Song Meaning
The lyrics immediately plunge us into a speaker's profound internal struggle. They grapple with a sorrow so intense it cannot be hidden, visible in "wet eyes" and a "heart's heat." This isn't just sadness; it's an overwhelming, physically felt anguish.
A central tension emerges from the speaker's inability to reconcile their intense emotions with their outward presentation or circumstances. They question how to manage the "secret of sorrow" and the "burning" within, contrasting the "tumult of love" with their own "simplicity." This suggests a mismatch between the depth of their feeling and their capacity to express or control it.

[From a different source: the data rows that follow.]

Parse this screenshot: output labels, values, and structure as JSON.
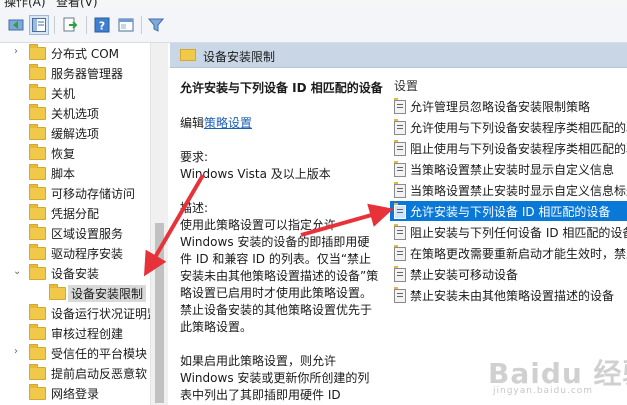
{
  "menubar": {
    "items": [
      "操作(A)",
      "查看(V)"
    ]
  },
  "tree": {
    "items": [
      {
        "label": "分布式 COM",
        "arrow": "›",
        "indent": 0
      },
      {
        "label": "服务器管理器",
        "arrow": "",
        "indent": 0
      },
      {
        "label": "关机",
        "arrow": "",
        "indent": 0
      },
      {
        "label": "关机选项",
        "arrow": "",
        "indent": 0
      },
      {
        "label": "缓解选项",
        "arrow": "",
        "indent": 0
      },
      {
        "label": "恢复",
        "arrow": "",
        "indent": 0
      },
      {
        "label": "脚本",
        "arrow": "",
        "indent": 0
      },
      {
        "label": "可移动存储访问",
        "arrow": "",
        "indent": 0
      },
      {
        "label": "凭据分配",
        "arrow": "",
        "indent": 0
      },
      {
        "label": "区域设置服务",
        "arrow": "",
        "indent": 0
      },
      {
        "label": "驱动程序安装",
        "arrow": "",
        "indent": 0
      },
      {
        "label": "设备安装",
        "arrow": "⌄",
        "indent": 0
      },
      {
        "label": "设备安装限制",
        "arrow": "",
        "indent": 1
      },
      {
        "label": "设备运行状况证明监",
        "arrow": "",
        "indent": 0
      },
      {
        "label": "审核过程创建",
        "arrow": "",
        "indent": 0
      },
      {
        "label": "受信任的平台模块",
        "arrow": "›",
        "indent": 0
      },
      {
        "label": "提前启动反恶意软",
        "arrow": "",
        "indent": 0
      },
      {
        "label": "网络登录",
        "arrow": "",
        "indent": 0
      }
    ]
  },
  "right_header": {
    "title": "设备安装限制"
  },
  "description": {
    "heading": "允许安装与下列设备 ID 相匹配的设备",
    "edit_prefix": "编辑",
    "edit_link": "策略设置",
    "requirements_label": "要求:",
    "requirements_value": "Windows Vista 及以上版本",
    "desc_label": "描述:",
    "desc_text": "使用此策略设置可以指定允许 Windows 安装的设备的即插即用硬件 ID 和兼容 ID 的列表。仅当“禁止安装未由其他策略设置描述的设备”策略设置已启用时才使用此策略设置。禁止设备安装的其他策略设置优先于此策略设置。",
    "desc_text2": "如果启用此策略设置，则允许 Windows 安装或更新你所创建的列表中列出了其即插即用硬件 ID"
  },
  "settings": {
    "column_header": "设置",
    "items": [
      "允许管理员忽略设备安装限制策略",
      "允许使用与下列设备安装程序类相匹配的驱动程序安装设备",
      "阻止使用与下列设备安装程序类相匹配的驱动程序安装设备",
      "当策略设置禁止安装时显示自定义信息",
      "当策略设置禁止安装时显示自定义信息标题",
      "允许安装与下列设备 ID 相匹配的设备",
      "阻止安装与下列任何设备 ID 相匹配的设备",
      "在策略更改需要重新启动才能生效时，禁止",
      "禁止安装可移动设备",
      "禁止安装未由其他策略设置描述的设备"
    ],
    "selected_index": 5
  },
  "watermark": {
    "text": "Baidu 经验",
    "sub": "jingyan.baidu.com"
  },
  "colors": {
    "accent": "#0a78d7",
    "annotation_arrow": "#e8323a",
    "header_bg": "#c9d6e6"
  }
}
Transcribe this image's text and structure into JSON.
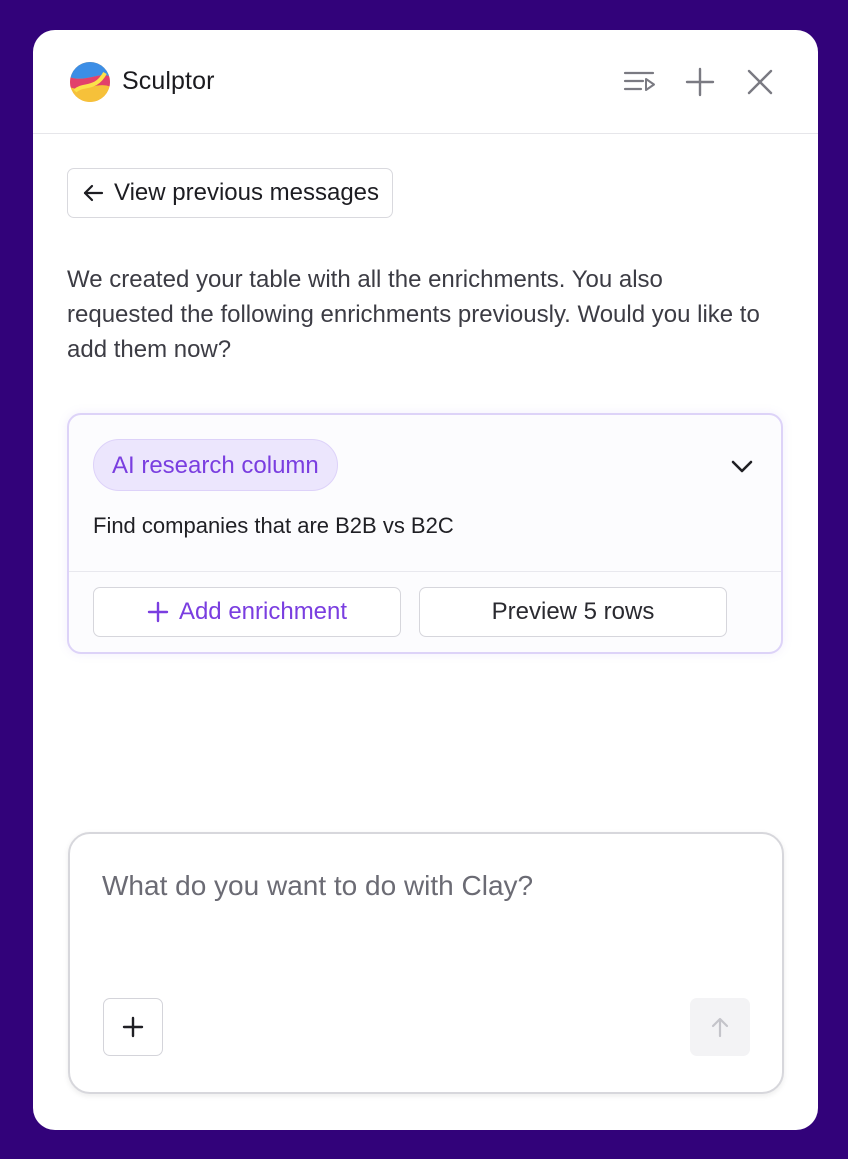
{
  "app": {
    "title": "Sculptor",
    "logo_icon": "sculptor-logo-icon"
  },
  "header": {
    "actions": [
      {
        "name": "history-icon"
      },
      {
        "name": "plus-icon"
      },
      {
        "name": "close-icon"
      }
    ]
  },
  "nav": {
    "back_label": "View previous messages",
    "back_icon": "arrow-left-icon"
  },
  "message": {
    "text": "We created your table with all the enrichments. You also requested the following enrichments previously. Would you like to add them now?"
  },
  "enrichment_card": {
    "tag": "AI research column",
    "description": "Find companies that are B2B vs B2C",
    "add_label": "Add enrichment",
    "preview_label": "Preview 5 rows"
  },
  "composer": {
    "placeholder": "What do you want to do with Clay?",
    "value": ""
  },
  "colors": {
    "background": "#32027a",
    "accent": "#7a3ee0",
    "pill_bg": "#ece6fd"
  }
}
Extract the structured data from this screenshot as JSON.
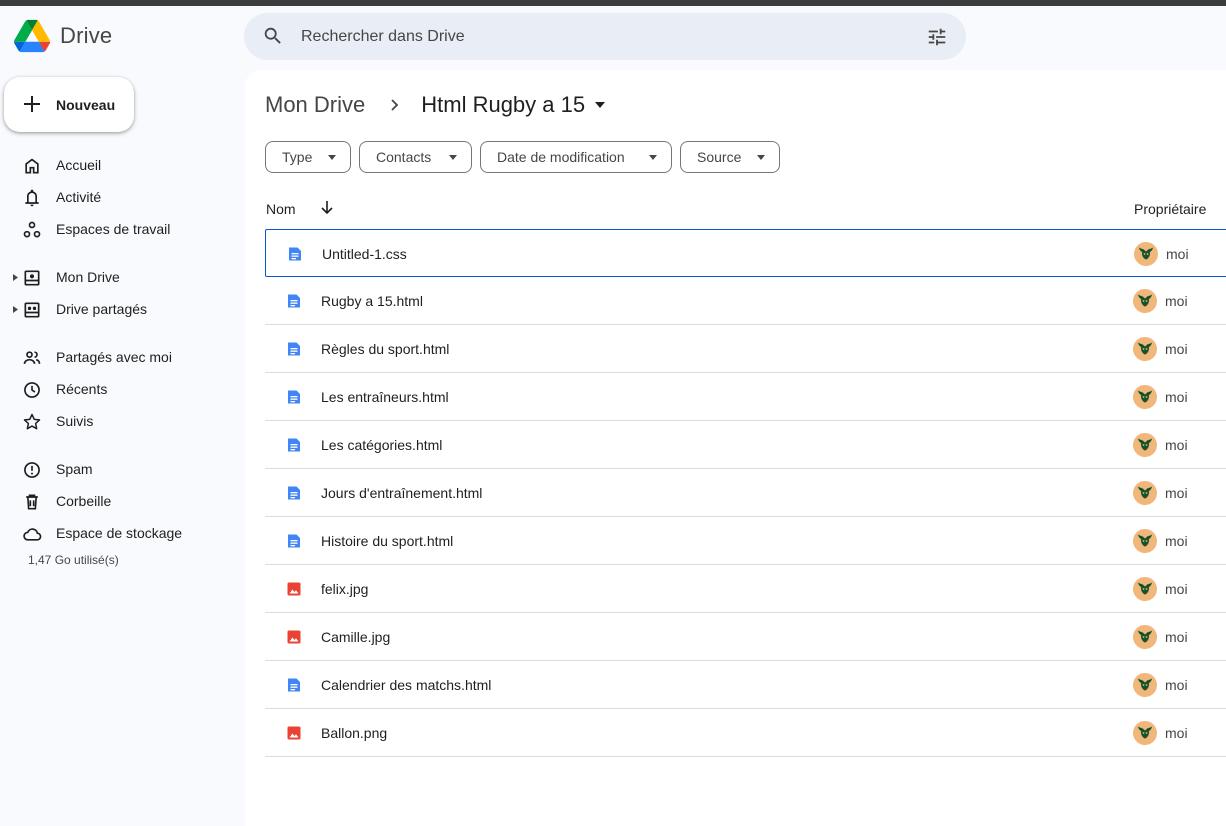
{
  "app": {
    "name": "Drive"
  },
  "search": {
    "placeholder": "Rechercher dans Drive"
  },
  "new_button": {
    "label": "Nouveau"
  },
  "sidebar": {
    "items": [
      {
        "label": "Accueil",
        "icon": "home-icon"
      },
      {
        "label": "Activité",
        "icon": "bell-icon"
      },
      {
        "label": "Espaces de travail",
        "icon": "workspaces-icon"
      },
      {
        "label": "Mon Drive",
        "icon": "my-drive-icon"
      },
      {
        "label": "Drive partagés",
        "icon": "shared-drives-icon"
      },
      {
        "label": "Partagés avec moi",
        "icon": "people-icon"
      },
      {
        "label": "Récents",
        "icon": "clock-icon"
      },
      {
        "label": "Suivis",
        "icon": "star-icon"
      },
      {
        "label": "Spam",
        "icon": "spam-icon"
      },
      {
        "label": "Corbeille",
        "icon": "trash-icon"
      },
      {
        "label": "Espace de stockage",
        "icon": "cloud-icon"
      }
    ],
    "storage_text": "1,47 Go utilisé(s)"
  },
  "breadcrumb": {
    "root": "Mon Drive",
    "current": "Html Rugby a 15"
  },
  "filters": [
    "Type",
    "Contacts",
    "Date de modification",
    "Source"
  ],
  "table": {
    "columns": {
      "name": "Nom",
      "owner": "Propriétaire"
    },
    "rows": [
      {
        "name": "Untitled-1.css",
        "owner": "moi",
        "kind": "doc"
      },
      {
        "name": "Rugby a 15.html",
        "owner": "moi",
        "kind": "doc"
      },
      {
        "name": "Règles du sport.html",
        "owner": "moi",
        "kind": "doc"
      },
      {
        "name": "Les entraîneurs.html",
        "owner": "moi",
        "kind": "doc"
      },
      {
        "name": "Les catégories.html",
        "owner": "moi",
        "kind": "doc"
      },
      {
        "name": "Jours d'entraînement.html",
        "owner": "moi",
        "kind": "doc"
      },
      {
        "name": "Histoire du sport.html",
        "owner": "moi",
        "kind": "doc"
      },
      {
        "name": "felix.jpg",
        "owner": "moi",
        "kind": "image"
      },
      {
        "name": "Camille.jpg",
        "owner": "moi",
        "kind": "image"
      },
      {
        "name": "Calendrier des matchs.html",
        "owner": "moi",
        "kind": "doc"
      },
      {
        "name": "Ballon.png",
        "owner": "moi",
        "kind": "image"
      }
    ]
  },
  "colors": {
    "doc_icon": "#4285f4",
    "image_icon": "#ea4335",
    "selection": "#0b57d0",
    "search_bg": "#e9eef6"
  }
}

The repeated rhetorical question "kyā karūṅ" ("what do I do?") becomes a powerful refrain, underscoring a profound sense of helplessness. It's not a search for answers, but an expression of utter despair in the face of unmanageable emotions. This is most poignant in the third stanza, where the speaker accepts a night of "union" but then asks, "what do I do with the fear of dawn?", revealing a deep-seated dread of fleeting happiness and inevitable loss.
These lyrics resonate by vividly portraying the suffocating weight of unexpressed or unresolvable pain. The raw, visceral imagery of a burning heart and liver, combined with the relentless questioning, makes the speaker's torment palpable. The final lines, hinting at a belated "effect" after the speaker's "condition was dire," add a layer of tragic irony, suggesting that recognition or consequence arrived too late, leaving the speaker still asking, "now what do I do with this effect?"